Swollen expectations, but not swollen heads.
“Honestly, one of the challenges of a head coach every year is managing the outside – I don’t want to use the word ‘noise’ – but managing the outside when things are going well, and managing that and being guarded,” Coach Sean Payton said Thursday, from the team’s training camp home at The Greenbrier. “And then when things aren’t going well, managing that and staying focused, to not let that derail you.
“This team will be measured not by what people are saying today on talk shows or in newspapers. It’ll be measured at the end of the season. That’s the great thing about the NFL – you play, you try to win a division, you try to advance to the postseason, you try to go on and win a Super Bowl and you don’t have to worry about how you stack up maybe in a BCS.
“It’ll be through hard work and we have a lot to do, and we can’t get started quick enough.”
And General Manager Mickey Loomis echoed those sentiments – early prognostications don’t carry much weight.
“I don’t pay a lot of attention to that because no one said that in 2009 when we won the Super Bowl (XLIV),” Loomis said. “They weren’t saying we had the best roster (that year), and yet in my mind, that was the best result the Saints have ever had. That was our best team ever, right? I don’t pay a lot attention to that.
“You still have to come together as a team, you need to have the right chemistry, you have to have the right things happen for your club. There are just so many variables that your roster on paper is just kind of meaningless to us at this point.
“We like our team. We like the guys we have in our locker room. We love our coaching staff. I feel like we’ve got a great chance to compete going into this training camp, but there are a lot of variables.”
And yet, the Saints aren’t exactly scurrying away from those expectations.
In fact, shouldering that kind of load is exactly what Payton had in mind when he became coach in 2006, because consistently high expectations is a product of success.
“It’s what we wanted,” Payton said. “It’s trying to change a culture to create an environment where you feel like you have a chance to be successful, a chance to win each season. And with that comes Sunday night games, Monday night games, flex schedule, some of those challenges scheduling-wise.
“But that’s part of the deal. If you’re playing every game at 1 p.m. (on Sunday) except the one Thursday game the league gives you, then you’re probably not having a lot of success. So, they go hand in hand.”
Thus, the Saints open practice Friday, taking the first step of journey they hope will end at the point they internally have identified, a trip that should be made easier by the presence of players like tight end
On July 15, Graham, a free agent who was given the franchise player designation this offseason, signed a four-year deal to remain a Saint. Last season, the two-time All-Pro led the Saints in receptions (86), receiving yards (1,215) and touchdowns (16).
The deal was struck following an arbitration hearing in which Graham was declared a tight end, rather than a wide receiver.
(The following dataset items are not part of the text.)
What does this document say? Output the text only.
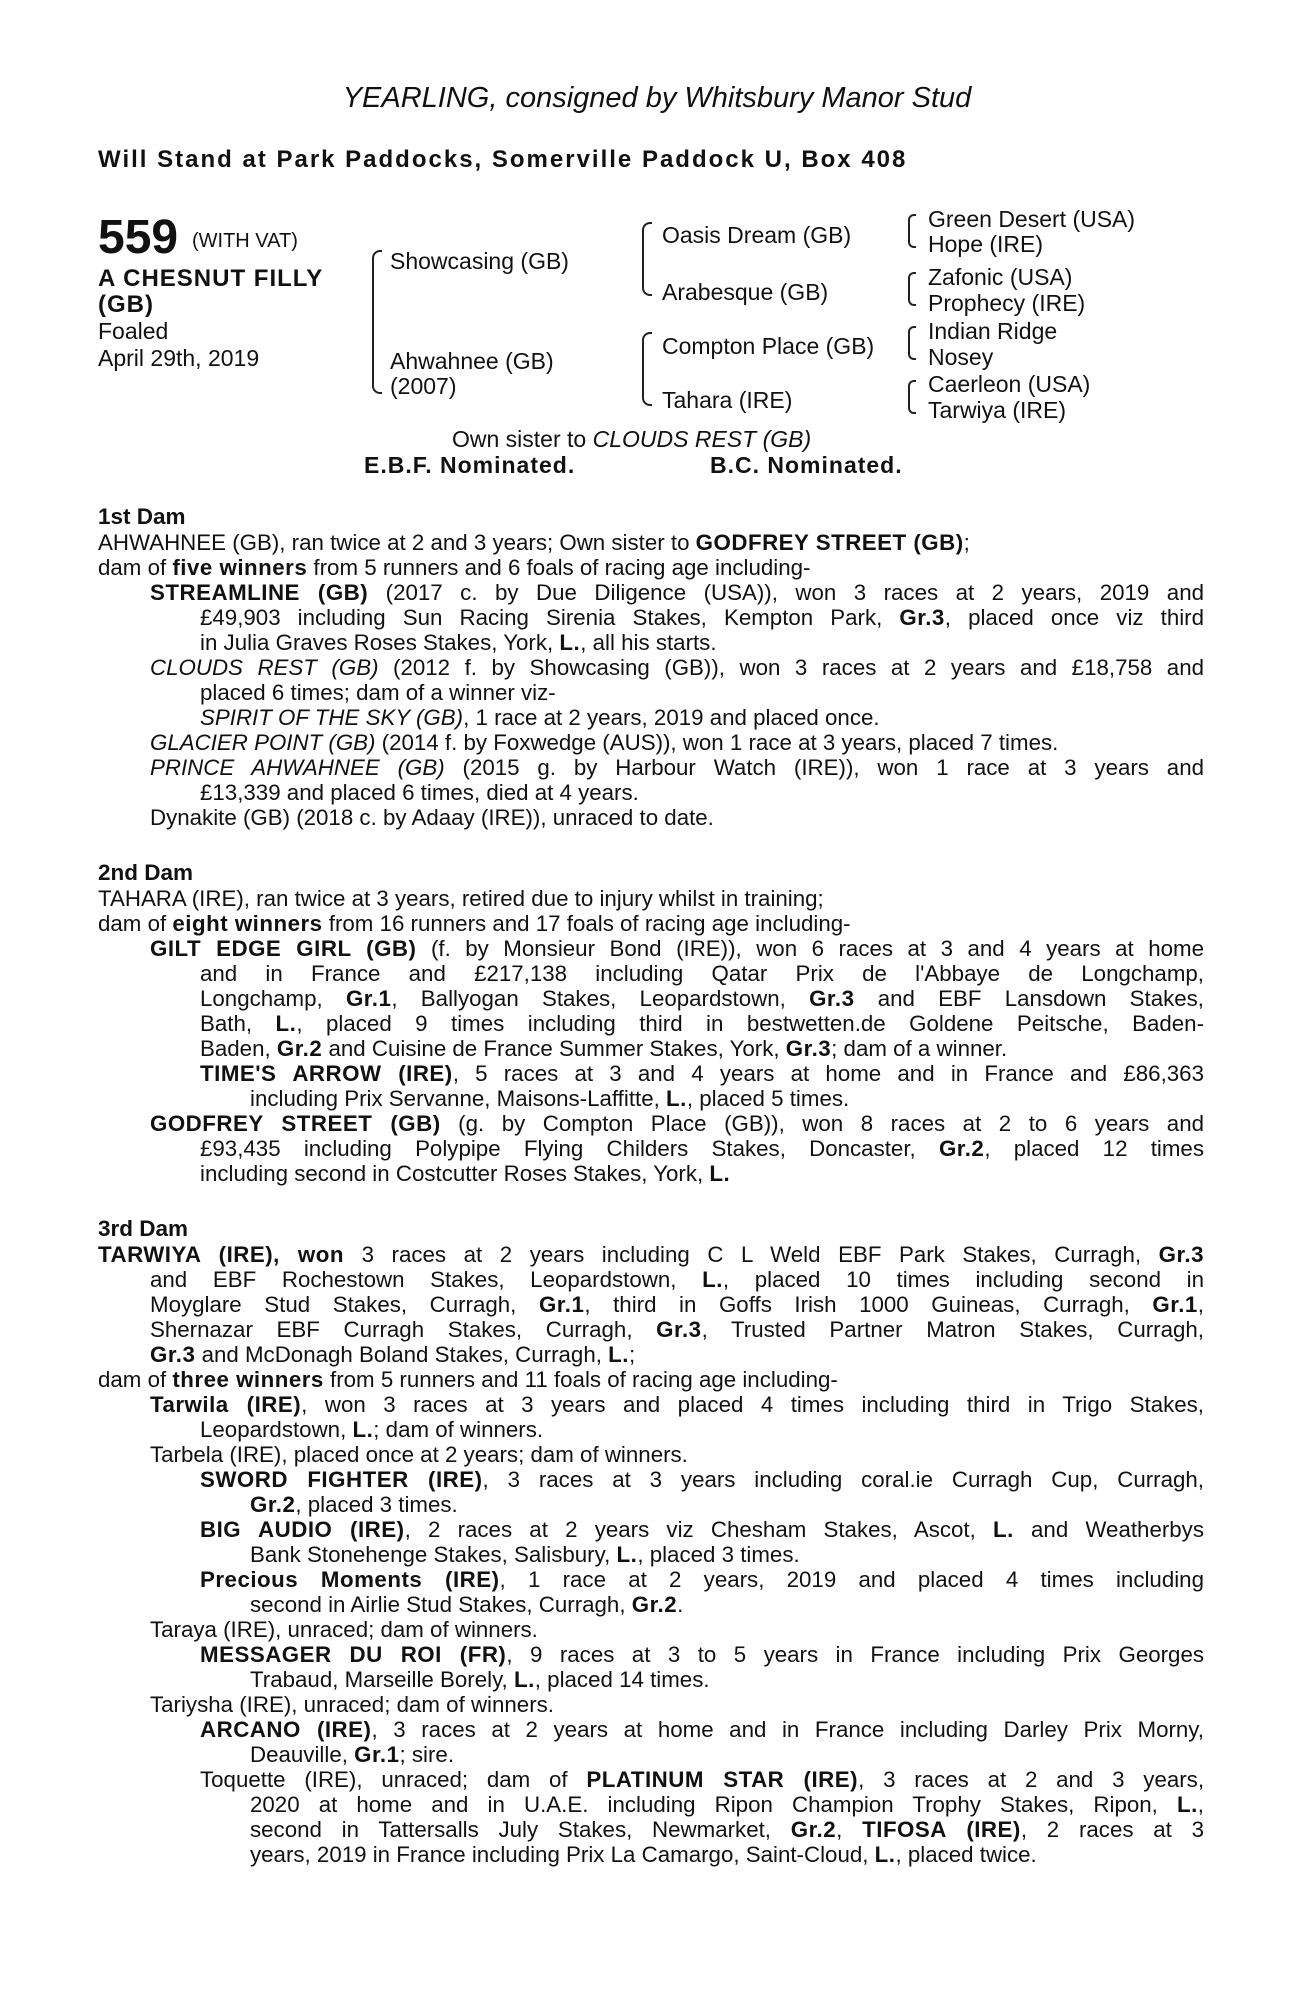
YEARLING, consigned by Whitsbury Manor Stud
Will Stand at Park Paddocks, Somerville Paddock U, Box 408
559 (WITH VAT)
A CHESNUT FILLY
(GB)
Foaled
April 29th, 2019
Showcasing (GB)
Ahwahnee (GB)
(2007)
Oasis Dream (GB)
Arabesque (GB)
Compton Place (GB)
Tahara (IRE)
Green Desert (USA)
Hope (IRE)
Zafonic (USA)
Prophecy (IRE)
Indian Ridge
Nosey
Caerleon (USA)
Tarwiya (IRE)
Own sister to CLOUDS REST (GB)
E.B.F. Nominated.	B.C. Nominated.
1st Dam
AHWAHNEE (GB), ran twice at 2 and 3 years; Own sister to GODFREY STREET (GB);
dam of five winners from 5 runners and 6 foals of racing age including-
STREAMLINE (GB) (2017 c. by Due Diligence (USA)), won 3 races at 2 years, 2019 and
£49,903 including Sun Racing Sirenia Stakes, Kempton Park, Gr.3, placed once viz third
in Julia Graves Roses Stakes, York, L., all his starts.
CLOUDS REST (GB) (2012 f. by Showcasing (GB)), won 3 races at 2 years and £18,758 and
placed 6 times; dam of a winner viz-
SPIRIT OF THE SKY (GB), 1 race at 2 years, 2019 and placed once.
GLACIER POINT (GB) (2014 f. by Foxwedge (AUS)), won 1 race at 3 years, placed 7 times.
PRINCE AHWAHNEE (GB) (2015 g. by Harbour Watch (IRE)), won 1 race at 3 years and
£13,339 and placed 6 times, died at 4 years.
Dynakite (GB) (2018 c. by Adaay (IRE)), unraced to date.
2nd Dam
TAHARA (IRE), ran twice at 3 years, retired due to injury whilst in training;
dam of eight winners from 16 runners and 17 foals of racing age including-
GILT EDGE GIRL (GB) (f. by Monsieur Bond (IRE)), won 6 races at 3 and 4 years at home
and in France and £217,138 including Qatar Prix de l'Abbaye de Longchamp,
Longchamp, Gr.1, Ballyogan Stakes, Leopardstown, Gr.3 and EBF Lansdown Stakes,
Bath, L., placed 9 times including third in bestwetten.de Goldene Peitsche, Baden-
Baden, Gr.2 and Cuisine de France Summer Stakes, York, Gr.3; dam of a winner.
TIME'S ARROW (IRE), 5 races at 3 and 4 years at home and in France and £86,363
including Prix Servanne, Maisons-Laffitte, L., placed 5 times.
GODFREY STREET (GB) (g. by Compton Place (GB)), won 8 races at 2 to 6 years and
£93,435 including Polypipe Flying Childers Stakes, Doncaster, Gr.2, placed 12 times
including second in Costcutter Roses Stakes, York, L.
3rd Dam
TARWIYA (IRE), won 3 races at 2 years including C L Weld EBF Park Stakes, Curragh, Gr.3
and EBF Rochestown Stakes, Leopardstown, L., placed 10 times including second in
Moyglare Stud Stakes, Curragh, Gr.1, third in Goffs Irish 1000 Guineas, Curragh, Gr.1,
Shernazar EBF Curragh Stakes, Curragh, Gr.3, Trusted Partner Matron Stakes, Curragh,
Gr.3 and McDonagh Boland Stakes, Curragh, L.;
dam of three winners from 5 runners and 11 foals of racing age including-
Tarwila (IRE), won 3 races at 3 years and placed 4 times including third in Trigo Stakes,
Leopardstown, L.; dam of winners.
Tarbela (IRE), placed once at 2 years; dam of winners.
SWORD FIGHTER (IRE), 3 races at 3 years including coral.ie Curragh Cup, Curragh,
Gr.2, placed 3 times.
BIG AUDIO (IRE), 2 races at 2 years viz Chesham Stakes, Ascot, L. and Weatherbys
Bank Stonehenge Stakes, Salisbury, L., placed 3 times.
Precious Moments (IRE), 1 race at 2 years, 2019 and placed 4 times including
second in Airlie Stud Stakes, Curragh, Gr.2.
Taraya (IRE), unraced; dam of winners.
MESSAGER DU ROI (FR), 9 races at 3 to 5 years in France including Prix Georges
Trabaud, Marseille Borely, L., placed 14 times.
Tariysha (IRE), unraced; dam of winners.
ARCANO (IRE), 3 races at 2 years at home and in France including Darley Prix Morny,
Deauville, Gr.1; sire.
Toquette (IRE), unraced; dam of PLATINUM STAR (IRE), 3 races at 2 and 3 years,
2020 at home and in U.A.E. including Ripon Champion Trophy Stakes, Ripon, L.,
second in Tattersalls July Stakes, Newmarket, Gr.2, TIFOSA (IRE), 2 races at 3
years, 2019 in France including Prix La Camargo, Saint-Cloud, L., placed twice.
“I felt confident that both sides were going to come to a resolution,” Payton said. “Any contract negotiation – obviously, one of this magnitude – can be difficult and challenging. But credit Mickey and (Graham’s agent) Jimmy Sexton and everyone involved.
“It’s not unusual that they come down to the final couple of days. It happens year to year. It was great to get that resolved, great to visit with (Graham) the day of (his signing). I think it would be much more challenging if we were sitting here (Thursday) and a situation like that wasn’t resolved.
“Everything worked out and obviously, we’re excited that it worked out with him prior to training camp.”
Said Loomis: “Obviously, each one of these things is unique, and obviously going through an appeal hearing over the position argument was unique. Otherwise, it’s a negotiation. We had a tough one two years before with Drew (Brees). These things happen. All these negotiations are tough.
“Obviously, when it’s a high-profile guy, more is written about it. Those are personal issues for the player in particular. We understand that, but it’s behind us. We’re glad to have it done; I’m sure Jimmy’s glad to have it done. He’s where he wants to be and we have him under contract, which is what we wanted.”
Now, the Saints begin concentrating on shoring up a few areas of concern heading into training camp.
“There’s a handful of things,” Payton said. “Improving our return game in the kicking game. Us finishing – offensively, in the four-minute we had a couple of opportunities this past season - in close games, to win the division at Carolina or on the road at New England, those were tough losses against good teams.
“Defensively, finding more turnovers, finding more opportunities to create fumbles, create interceptions. That statistic every year becomes redundant and yet, it holds up pretty true to form. (And) the challenge of starting four out of six on the road and playing better than a year ago on the road.”
Those challenges, and more, will be addressed during training camp and beyond by a team that enters the season with huge expectations.